Pendahuluan Rontgen Pelvis
Rontgen pelvis atau rontgen panggul digunakan utamanya pada evaluasi kasus trauma panggul, deteksi fraktur pelvis, dislokasi sendi panggul, serta penilaian osteoarthritis, tumor, dan kondisi inflamasi seperti ankylosing spondylitis. Secara garis besar, rontgen pelvis digunakan untuk menilai struktur tulang dan jaringan lunak di area panggul, termasuk tulang iliaka, ischium, pubis, sakrum, dan sendi-sendi pelvis.[1,2]

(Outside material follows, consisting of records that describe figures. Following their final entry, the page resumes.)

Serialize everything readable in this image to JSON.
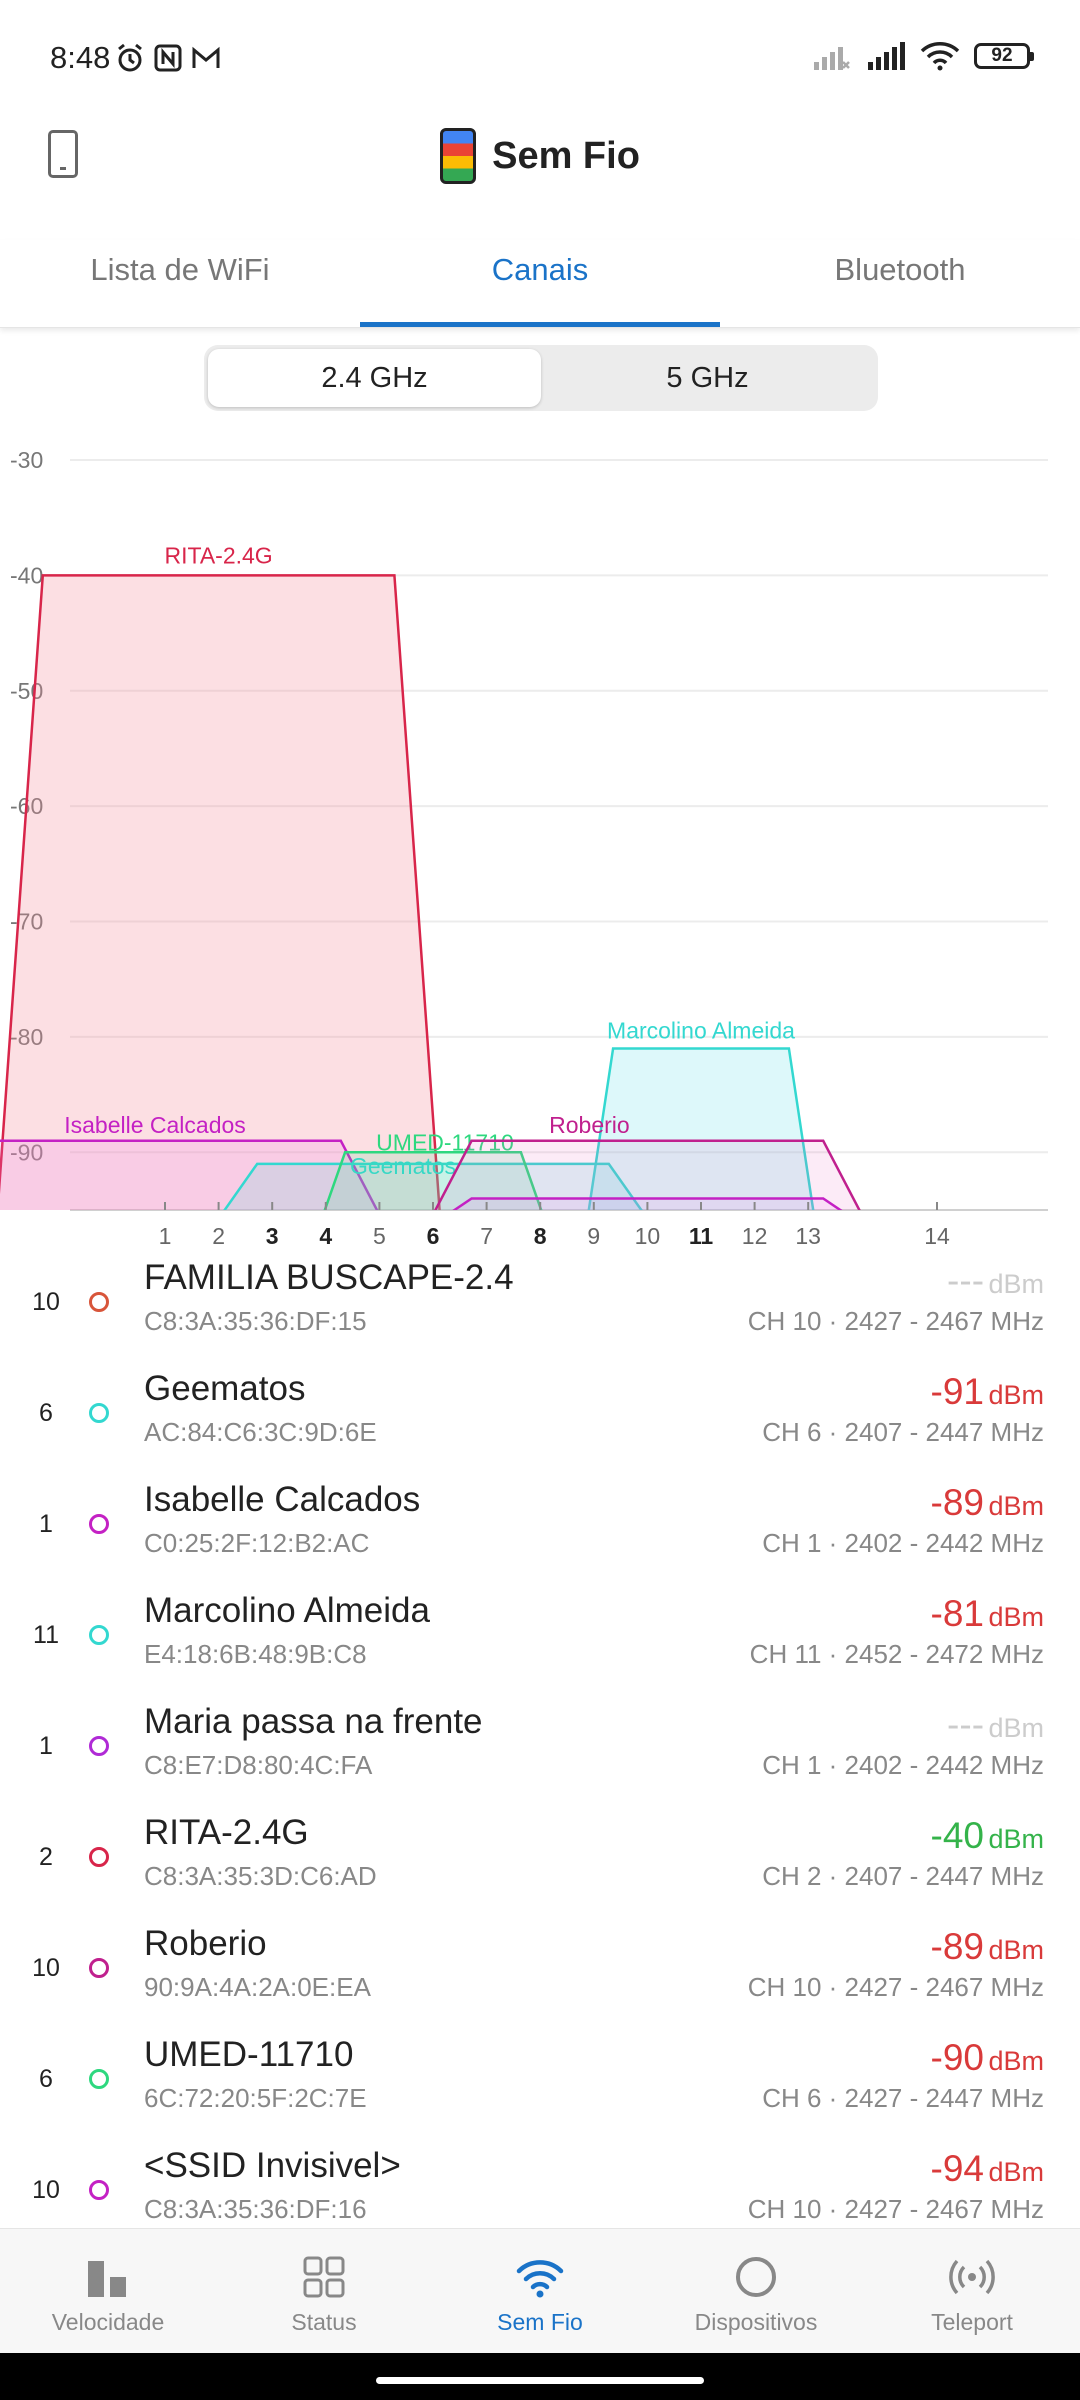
{
  "status_bar": {
    "time": "8:48",
    "battery": "92",
    "left_icons": [
      "alarm-icon",
      "nfc-icon",
      "gmail-icon"
    ],
    "right_icons": [
      "signal-off-icon",
      "signal-icon",
      "wifi-icon",
      "battery-icon"
    ]
  },
  "header": {
    "title": "Sem Fio",
    "left_icon": "phone-outline-icon",
    "logo_icon": "app-logo-icon"
  },
  "tabs": [
    {
      "label": "Lista de WiFi",
      "active": false
    },
    {
      "label": "Canais",
      "active": true
    },
    {
      "label": "Bluetooth",
      "active": false
    }
  ],
  "band_selector": [
    {
      "label": "2.4 GHz",
      "active": true
    },
    {
      "label": "5 GHz",
      "active": false
    }
  ],
  "chart_data": {
    "type": "area",
    "title": "",
    "xlabel": "",
    "ylabel": "",
    "y_ticks": [
      "-30",
      "-40",
      "-50",
      "-60",
      "-70",
      "-80",
      "-90"
    ],
    "ylim": [
      -95,
      -30
    ],
    "x_ticks": [
      "1",
      "2",
      "3",
      "4",
      "5",
      "6",
      "7",
      "8",
      "9",
      "10",
      "11",
      "12",
      "13",
      "14"
    ],
    "x_bold_ticks": [
      "3",
      "4",
      "6",
      "8",
      "11"
    ],
    "grid": true,
    "series": [
      {
        "name": "RITA-2.4G",
        "center_channel": 2,
        "width_mhz": 40,
        "value": -40,
        "color": "#d8254a",
        "fill": "rgba(245,140,155,0.28)",
        "show_label": true
      },
      {
        "name": "Marcolino Almeida",
        "center_channel": 11,
        "width_mhz": 20,
        "value": -81,
        "color": "#33d8d0",
        "fill": "rgba(100,225,230,0.22)",
        "show_label": true
      },
      {
        "name": "Isabelle Calcados",
        "center_channel": 1,
        "width_mhz": 40,
        "value": -89,
        "color": "#c421c4",
        "fill": "rgba(240,120,240,0.18)",
        "show_label": true
      },
      {
        "name": "Geematos",
        "center_channel": 6,
        "width_mhz": 40,
        "value": -91,
        "color": "#33d8d0",
        "fill": "rgba(110,220,225,0.22)",
        "show_label": true
      },
      {
        "name": "UMED-11710",
        "center_channel": 6,
        "width_mhz": 20,
        "value": -90,
        "color": "#2ed87f",
        "fill": "rgba(80,220,140,0.16)",
        "show_label": true
      },
      {
        "name": "Roberio",
        "center_channel": 10,
        "width_mhz": 40,
        "value": -89,
        "color": "#c0208e",
        "fill": "rgba(235,110,200,0.14)",
        "show_label": true
      },
      {
        "name": "<SSID Invisivel>",
        "center_channel": 10,
        "width_mhz": 40,
        "value": -94,
        "color": "#c421c4",
        "fill": "rgba(240,120,240,0.12)",
        "show_label": false
      }
    ]
  },
  "networks": [
    {
      "channel": "10",
      "name": "FAMILIA BUSCAPE-2.4",
      "mac": "C8:3A:35:36:DF:15",
      "dbm": "---",
      "unit": "dBm",
      "info": "CH 10 · 2427 - 2467 MHz",
      "signal_state": "none",
      "dot_color": "#d8553a"
    },
    {
      "channel": "6",
      "name": "Geematos",
      "mac": "AC:84:C6:3C:9D:6E",
      "dbm": "-91",
      "unit": "dBm",
      "info": "CH 6 · 2407 - 2447 MHz",
      "signal_state": "red",
      "dot_color": "#33d8d0"
    },
    {
      "channel": "1",
      "name": "Isabelle Calcados",
      "mac": "C0:25:2F:12:B2:AC",
      "dbm": "-89",
      "unit": "dBm",
      "info": "CH 1 · 2402 - 2442 MHz",
      "signal_state": "red",
      "dot_color": "#c421c4"
    },
    {
      "channel": "11",
      "name": "Marcolino Almeida",
      "mac": "E4:18:6B:48:9B:C8",
      "dbm": "-81",
      "unit": "dBm",
      "info": "CH 11 · 2452 - 2472 MHz",
      "signal_state": "red",
      "dot_color": "#33d8d0"
    },
    {
      "channel": "1",
      "name": "Maria passa na frente",
      "mac": "C8:E7:D8:80:4C:FA",
      "dbm": "---",
      "unit": "dBm",
      "info": "CH 1 · 2402 - 2442 MHz",
      "signal_state": "none",
      "dot_color": "#b02ad6"
    },
    {
      "channel": "2",
      "name": "RITA-2.4G",
      "mac": "C8:3A:35:3D:C6:AD",
      "dbm": "-40",
      "unit": "dBm",
      "info": "CH 2 · 2407 - 2447 MHz",
      "signal_state": "green",
      "dot_color": "#d8254a"
    },
    {
      "channel": "10",
      "name": "Roberio",
      "mac": "90:9A:4A:2A:0E:EA",
      "dbm": "-89",
      "unit": "dBm",
      "info": "CH 10 · 2427 - 2467 MHz",
      "signal_state": "red",
      "dot_color": "#c0208e"
    },
    {
      "channel": "6",
      "name": "UMED-11710",
      "mac": "6C:72:20:5F:2C:7E",
      "dbm": "-90",
      "unit": "dBm",
      "info": "CH 6 · 2427 - 2447 MHz",
      "signal_state": "red",
      "dot_color": "#2ed87f"
    },
    {
      "channel": "10",
      "name": "<SSID Invisivel>",
      "mac": "C8:3A:35:36:DF:16",
      "dbm": "-94",
      "unit": "dBm",
      "info": "CH 10 · 2427 - 2467 MHz",
      "signal_state": "red",
      "dot_color": "#c421c4"
    }
  ],
  "bottom_nav": [
    {
      "label": "Velocidade",
      "icon": "speed-bars-icon",
      "active": false
    },
    {
      "label": "Status",
      "icon": "grid-icon",
      "active": false
    },
    {
      "label": "Sem Fio",
      "icon": "wifi-icon",
      "active": true
    },
    {
      "label": "Dispositivos",
      "icon": "circle-icon",
      "active": false
    },
    {
      "label": "Teleport",
      "icon": "teleport-icon",
      "active": false
    }
  ]
}
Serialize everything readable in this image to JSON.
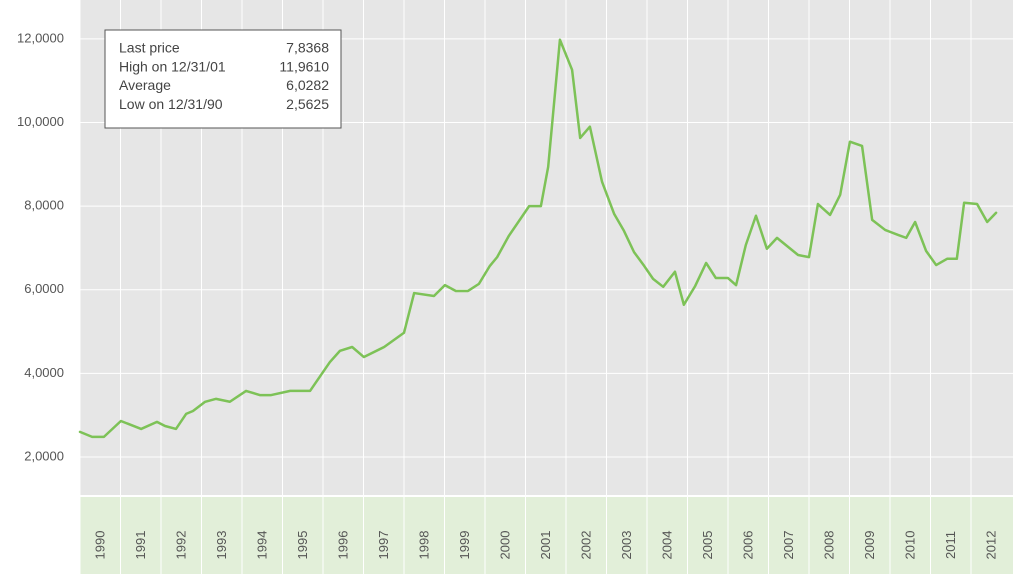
{
  "chart_data": {
    "type": "line",
    "xlim": [
      1990,
      2013
    ],
    "xticks": [
      1990,
      1991,
      1992,
      1993,
      1994,
      1995,
      1996,
      1997,
      1998,
      1999,
      2000,
      2001,
      2002,
      2003,
      2004,
      2005,
      2006,
      2007,
      2008,
      2009,
      2010,
      2011,
      2012
    ],
    "ylim": [
      1.09,
      12.93
    ],
    "yticks": [
      {
        "value": 2,
        "label": "2,0000"
      },
      {
        "value": 4,
        "label": "4,0000"
      },
      {
        "value": 6,
        "label": "6,0000"
      },
      {
        "value": 8,
        "label": "8,0000"
      },
      {
        "value": 10,
        "label": "10,0000"
      },
      {
        "value": 12,
        "label": "12,0000"
      }
    ],
    "grid": true,
    "x": [
      1990.0,
      1990.3,
      1990.59,
      1991.01,
      1991.51,
      1991.9,
      1992.1,
      1992.37,
      1992.62,
      1992.79,
      1993.09,
      1993.36,
      1993.7,
      1994.1,
      1994.44,
      1994.72,
      1995.19,
      1995.68,
      1996.17,
      1996.42,
      1996.72,
      1997.01,
      1997.51,
      1998.0,
      1998.25,
      1998.74,
      1999.01,
      1999.28,
      1999.58,
      1999.85,
      2000.12,
      2000.3,
      2000.59,
      2001.09,
      2001.38,
      2001.56,
      2001.85,
      2002.15,
      2002.35,
      2002.59,
      2002.89,
      2003.19,
      2003.43,
      2003.68,
      2003.93,
      2004.15,
      2004.4,
      2004.69,
      2004.91,
      2005.19,
      2005.46,
      2005.7,
      2006.0,
      2006.2,
      2006.44,
      2006.69,
      2006.96,
      2007.21,
      2007.73,
      2008.0,
      2008.22,
      2008.52,
      2008.77,
      2009.01,
      2009.31,
      2009.56,
      2009.88,
      2010.2,
      2010.4,
      2010.62,
      2010.89,
      2011.14,
      2011.41,
      2011.65,
      2011.83,
      2012.15,
      2012.4,
      2012.62
    ],
    "series": [
      {
        "color": "#7dc257",
        "values": [
          2.6,
          2.48,
          2.48,
          2.86,
          2.67,
          2.84,
          2.74,
          2.67,
          3.03,
          3.1,
          3.32,
          3.39,
          3.32,
          3.58,
          3.48,
          3.48,
          3.58,
          3.58,
          4.27,
          4.54,
          4.63,
          4.39,
          4.63,
          4.97,
          5.92,
          5.85,
          6.11,
          5.97,
          5.97,
          6.14,
          6.57,
          6.78,
          7.29,
          8.0,
          8.0,
          8.94,
          11.98,
          11.26,
          9.63,
          9.9,
          8.58,
          7.81,
          7.41,
          6.9,
          6.57,
          6.26,
          6.07,
          6.43,
          5.64,
          6.09,
          6.64,
          6.28,
          6.28,
          6.11,
          7.07,
          7.77,
          6.98,
          7.24,
          6.83,
          6.78,
          8.05,
          7.79,
          8.27,
          9.54,
          9.44,
          7.67,
          7.43,
          7.31,
          7.24,
          7.62,
          6.93,
          6.59,
          6.74,
          6.74,
          8.08,
          8.05,
          7.62,
          7.84
        ]
      }
    ],
    "annotations": [
      {
        "label": "Last price",
        "value": "7,8368"
      },
      {
        "label": "High on 12/31/01",
        "value": "11,9610"
      },
      {
        "label": "Average",
        "value": "6,0282"
      },
      {
        "label": "Low on 12/31/90",
        "value": "2,5625"
      }
    ]
  }
}
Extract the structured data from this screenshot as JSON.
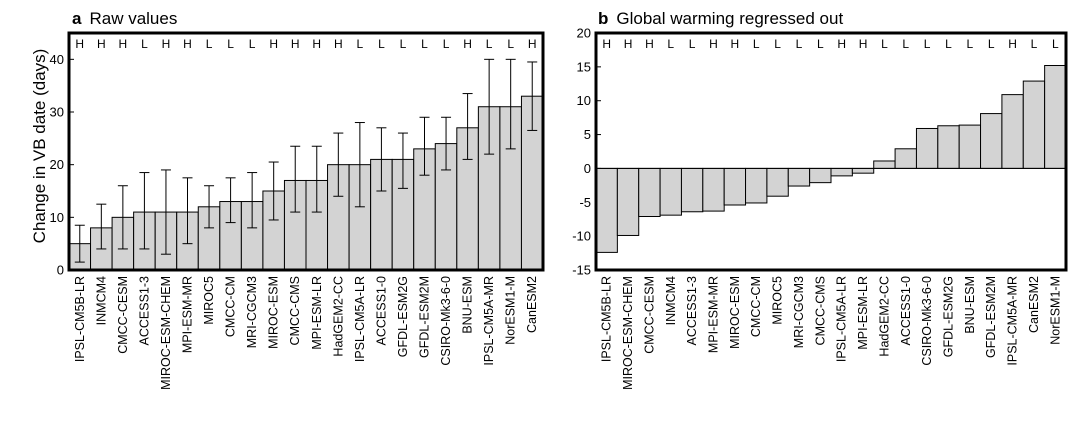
{
  "chart_data": [
    {
      "type": "bar",
      "panel_letter": "a",
      "title": "Raw values",
      "ylabel": "Change in VB date (days)",
      "ylim": [
        0,
        45
      ],
      "yticks": [
        0,
        10,
        20,
        30,
        40
      ],
      "grid": false,
      "error_bars": true,
      "bar_color": "#d3d3d3",
      "categories": [
        "IPSL-CM5B-LR",
        "INMCM4",
        "CMCC-CESM",
        "ACCESS1-3",
        "MIROC-ESM-CHEM",
        "MPI-ESM-MR",
        "MIROC5",
        "CMCC-CM",
        "MRI-CGCM3",
        "MIROC-ESM",
        "CMCC-CMS",
        "MPI-ESM-LR",
        "HadGEM2-CC",
        "IPSL-CM5A-LR",
        "ACCESS1-0",
        "GFDL-ESM2G",
        "GFDL-ESM2M",
        "CSIRO-Mk3-6-0",
        "BNU-ESM",
        "IPSL-CM5A-MR",
        "NorESM1-M",
        "CanESM2"
      ],
      "values": [
        5,
        8,
        10,
        11,
        11,
        11,
        12,
        13,
        13,
        15,
        17,
        17,
        20,
        20,
        21,
        21,
        23,
        24,
        27,
        31,
        31,
        33
      ],
      "err_low": [
        1.5,
        4,
        4,
        4,
        3,
        5,
        8,
        9,
        8,
        9.5,
        11,
        11,
        14,
        12,
        15,
        15.5,
        18,
        19,
        21,
        22,
        23,
        26.5
      ],
      "err_high": [
        8.5,
        12.5,
        16,
        18.5,
        19,
        17.5,
        16,
        17.5,
        18.5,
        20.5,
        23.5,
        23.5,
        26,
        28,
        27,
        26,
        29,
        29,
        33.5,
        40,
        40,
        39.5
      ],
      "top_labels": [
        "H",
        "H",
        "H",
        "L",
        "H",
        "H",
        "L",
        "L",
        "L",
        "H",
        "H",
        "H",
        "H",
        "L",
        "L",
        "L",
        "L",
        "L",
        "H",
        "L",
        "L",
        "H"
      ]
    },
    {
      "type": "bar",
      "panel_letter": "b",
      "title": "Global warming regressed out",
      "ylim": [
        -15,
        20
      ],
      "yticks": [
        -15,
        -10,
        -5,
        0,
        5,
        10,
        15,
        20
      ],
      "grid": false,
      "bar_color": "#d3d3d3",
      "categories": [
        "IPSL-CM5B-LR",
        "MIROC-ESM-CHEM",
        "CMCC-CESM",
        "INMCM4",
        "ACCESS1-3",
        "MPI-ESM-MR",
        "MIROC-ESM",
        "CMCC-CM",
        "MIROC5",
        "MRI-CGCM3",
        "CMCC-CMS",
        "IPSL-CM5A-LR",
        "MPI-ESM-LR",
        "HadGEM2-CC",
        "ACCESS1-0",
        "CSIRO-Mk3-6-0",
        "GFDL-ESM2G",
        "BNU-ESM",
        "GFDL-ESM2M",
        "IPSL-CM5A-MR",
        "CanESM2",
        "NorESM1-M"
      ],
      "values": [
        -12.4,
        -9.9,
        -7.1,
        -6.9,
        -6.4,
        -6.3,
        -5.4,
        -5.1,
        -4.1,
        -2.6,
        -2.1,
        -1.1,
        -0.7,
        1.1,
        2.9,
        5.9,
        6.3,
        6.4,
        8.1,
        10.9,
        12.9,
        15.2
      ],
      "top_labels": [
        "H",
        "H",
        "H",
        "L",
        "L",
        "H",
        "H",
        "L",
        "L",
        "L",
        "L",
        "H",
        "H",
        "L",
        "L",
        "L",
        "L",
        "L",
        "L",
        "H",
        "L",
        "L"
      ]
    }
  ]
}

Rontgen pelvis umumnya dilakukan pada posisi supinasi. Pada posisi supinasi, proyeksi anteroposterior (AP) adalah proyeksi yang paling umum digunakan. Namun, pada beberapa kasus tertentu, posisi lain seperti posisi berdiri juga dapat dilakukan.[1]
Sebagai contoh, posisi berdiri tegak dapat lebih bermanfaat pada evaluasi kasus nyeri pinggang. Pada nyeri pinggang, umumnya nyeri dirasakan pada saat aktivitas harian seperti berjalan dan berlari, sehingga posisi tegak diharapkan dapat memberi lebih banyak informasi dibanding posisi supinasi.[1,3]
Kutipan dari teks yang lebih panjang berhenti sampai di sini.